B. Costs and expenses
- The
applicant sought reimbursement of EUR 1,680 incurred in lawyers’
fees for the proceedings before the Court and EUR 192.82 for other
expenses, such as translation of documents, postage, office materials
and photocopying. He requested that EUR 1,000 of the lawyers’
fees be made payable to him, and the remaining EUR 680 to one of his
legal representatives, Ms K. Boncheva. He requested that EUR 25 of
the other expenses be paid directly to him and EUR 167.82 be made
payable to his lawyers. He submitted a fee agreement with his
lawyers, a time sheet, a contract for translation services, and
receipts certifying the payment of fees for the photocopying of
documents at the Varna Regional Military Court.
- The
Government disputed the hourly rate charged by the applicant’s
lawyers. They also said that postal and translation expenses should
be allowed only in so far as they were supported by documents.
- According
to the Court’s case law, costs and expenses will not be
awarded under Article 41 unless it is established that they were
actually and necessarily incurred and reasonable as to quantum.
Furthermore, legal costs are only recoverable in so far as they
relate to the violation found (see, as a recent authority, Šilih
v. Slovenia [GC], no. 71463/01, §
226, 9 April 2009). In the present case, having regard to the
documents in its possession and the above criteria, and noting that
part of the application was declared inadmissible, the Court
considers it appropriate to award EUR 1,400 in respect of the legal
fees incurred by the applicant, payable as follows: EUR 1,000 to
the applicant and EUR 400 to the applicant’s legal
representative, Ms K. Boncheva. As regards the other expenses, the
Court notes that some of them are not supported by documents. Having
regard to the documents in its possession, it considers it
appropriate to award the applicant EUR 165 under this head, payable
as follows: EUR 25 to the applicant himself, and EUR 140 to the
applicant’s legal representatives, Mr M. Ekimdzhiev and Ms
K. Boncheva.
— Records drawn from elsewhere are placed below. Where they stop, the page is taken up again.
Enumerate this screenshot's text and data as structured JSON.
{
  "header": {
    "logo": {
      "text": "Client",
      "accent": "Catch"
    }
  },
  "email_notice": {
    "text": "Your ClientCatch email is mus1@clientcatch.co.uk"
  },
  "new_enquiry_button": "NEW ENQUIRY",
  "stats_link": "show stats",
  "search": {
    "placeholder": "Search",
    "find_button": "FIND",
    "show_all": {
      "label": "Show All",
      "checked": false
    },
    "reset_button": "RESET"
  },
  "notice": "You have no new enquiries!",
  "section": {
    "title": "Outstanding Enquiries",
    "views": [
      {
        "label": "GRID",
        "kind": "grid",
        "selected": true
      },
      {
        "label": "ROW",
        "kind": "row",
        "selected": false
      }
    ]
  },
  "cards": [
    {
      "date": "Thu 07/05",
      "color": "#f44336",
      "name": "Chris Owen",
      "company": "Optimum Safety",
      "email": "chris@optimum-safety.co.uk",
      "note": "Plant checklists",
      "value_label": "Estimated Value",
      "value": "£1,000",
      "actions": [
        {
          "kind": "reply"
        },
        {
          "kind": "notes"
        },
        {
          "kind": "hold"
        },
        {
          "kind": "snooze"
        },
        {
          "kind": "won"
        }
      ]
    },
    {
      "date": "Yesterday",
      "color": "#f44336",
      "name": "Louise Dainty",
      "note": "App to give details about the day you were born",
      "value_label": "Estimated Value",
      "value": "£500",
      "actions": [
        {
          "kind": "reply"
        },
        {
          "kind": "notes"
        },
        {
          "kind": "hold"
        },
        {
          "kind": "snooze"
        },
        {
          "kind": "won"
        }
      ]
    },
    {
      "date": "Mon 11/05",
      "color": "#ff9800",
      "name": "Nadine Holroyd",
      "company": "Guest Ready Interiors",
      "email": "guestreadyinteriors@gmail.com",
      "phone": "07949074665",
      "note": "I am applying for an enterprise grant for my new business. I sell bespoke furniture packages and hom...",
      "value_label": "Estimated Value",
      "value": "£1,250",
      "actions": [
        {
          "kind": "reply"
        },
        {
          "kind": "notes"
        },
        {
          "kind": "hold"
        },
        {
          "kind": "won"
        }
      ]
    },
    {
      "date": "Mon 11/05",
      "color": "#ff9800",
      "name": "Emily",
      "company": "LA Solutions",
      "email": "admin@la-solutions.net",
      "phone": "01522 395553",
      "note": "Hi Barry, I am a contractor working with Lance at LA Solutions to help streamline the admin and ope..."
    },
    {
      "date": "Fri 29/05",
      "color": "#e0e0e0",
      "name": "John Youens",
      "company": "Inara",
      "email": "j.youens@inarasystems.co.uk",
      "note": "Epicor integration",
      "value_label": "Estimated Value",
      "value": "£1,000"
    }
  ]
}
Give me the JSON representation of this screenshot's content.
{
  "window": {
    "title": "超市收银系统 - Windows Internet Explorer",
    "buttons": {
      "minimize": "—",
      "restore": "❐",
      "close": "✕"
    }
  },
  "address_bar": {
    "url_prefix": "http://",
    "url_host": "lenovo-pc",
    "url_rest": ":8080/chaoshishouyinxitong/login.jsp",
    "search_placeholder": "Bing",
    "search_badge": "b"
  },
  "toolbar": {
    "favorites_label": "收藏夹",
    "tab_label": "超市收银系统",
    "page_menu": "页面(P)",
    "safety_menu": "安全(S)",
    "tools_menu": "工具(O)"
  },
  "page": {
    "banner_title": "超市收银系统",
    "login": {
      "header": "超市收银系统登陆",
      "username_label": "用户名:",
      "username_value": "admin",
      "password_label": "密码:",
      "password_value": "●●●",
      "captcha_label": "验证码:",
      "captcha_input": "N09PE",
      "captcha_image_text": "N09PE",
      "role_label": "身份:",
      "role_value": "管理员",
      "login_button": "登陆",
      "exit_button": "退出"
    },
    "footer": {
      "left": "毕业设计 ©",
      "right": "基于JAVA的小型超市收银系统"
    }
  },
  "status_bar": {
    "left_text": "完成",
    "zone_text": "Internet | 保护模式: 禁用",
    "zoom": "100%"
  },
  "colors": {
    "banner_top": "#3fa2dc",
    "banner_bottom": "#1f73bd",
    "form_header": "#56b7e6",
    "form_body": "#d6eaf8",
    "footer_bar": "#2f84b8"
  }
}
To all of those amounts is to be added any tax that may
be chargeable to the applicant.
C. Default interest
- The
Court considers it appropriate that the default interest should be
based on the marginal lending rate of the European Central Bank, to
which should be added three percentage points.
FOR THESE REASONS, THE COURT UNANIMOUSLY
- Declares the complaints concerning the length of
the criminal proceedings against the applicant, the alleged lack of
effective remedies in that respect, and the travel prevention measure
imposed on the applicant on 13 October 2004 admissible and the
remainder of the application inadmissible;
- Holds that there has been a violation of Article
6 § 1 of the Convention in respect of the length of the criminal
proceedings against the applicant;
- Holds that there has been a violation of Article
13 of the Convention;
- Holds that there has been a violation of Article
2 of Protocol No. 4;
- Holds
(a) that
the respondent State is to pay the applicant, within three months of
the date on which the judgment becomes final in accordance with
Article 44 § 2 of the Convention, the following amounts, to be
converted into Bulgarian levs at the rate applicable on the date of
settlement:
(i) EUR
6,500 (six thousand five hundred euros), plus any tax that may be
chargeable, in respect of non pecuniary damage;
(ii) EUR
1,565 (one thousand five hundred and sixty five euros), plus any
tax that may be chargeable to the applicant, in respect of costs and
expenses, payable as follows: EUR 1,025 (one thousand and twenty five
euros) to the applicant himself; EUR 400 (four hundred euros) to the
applicant’s legal representative, Ms K. Boncheva;
and EUR 140 (one hundred and forty euros) to the applicant’s
legal representatives, Mr M. Ekimdzhiev and Ms K. Boncheva;
(b) that
from the expiry of the above mentioned three months until
settlement simple interest shall be payable on the above amounts at a
rate equal to the marginal lending rate of the European Central Bank
during the default period plus three percentage points;
- Dismisses the remainder of the applicant’s
claim for just satisfaction.
Done in English, and notified in writing on 10 February 2011,
pursuant to Rule 77 §§ 2 and 3 of the Rules of Court.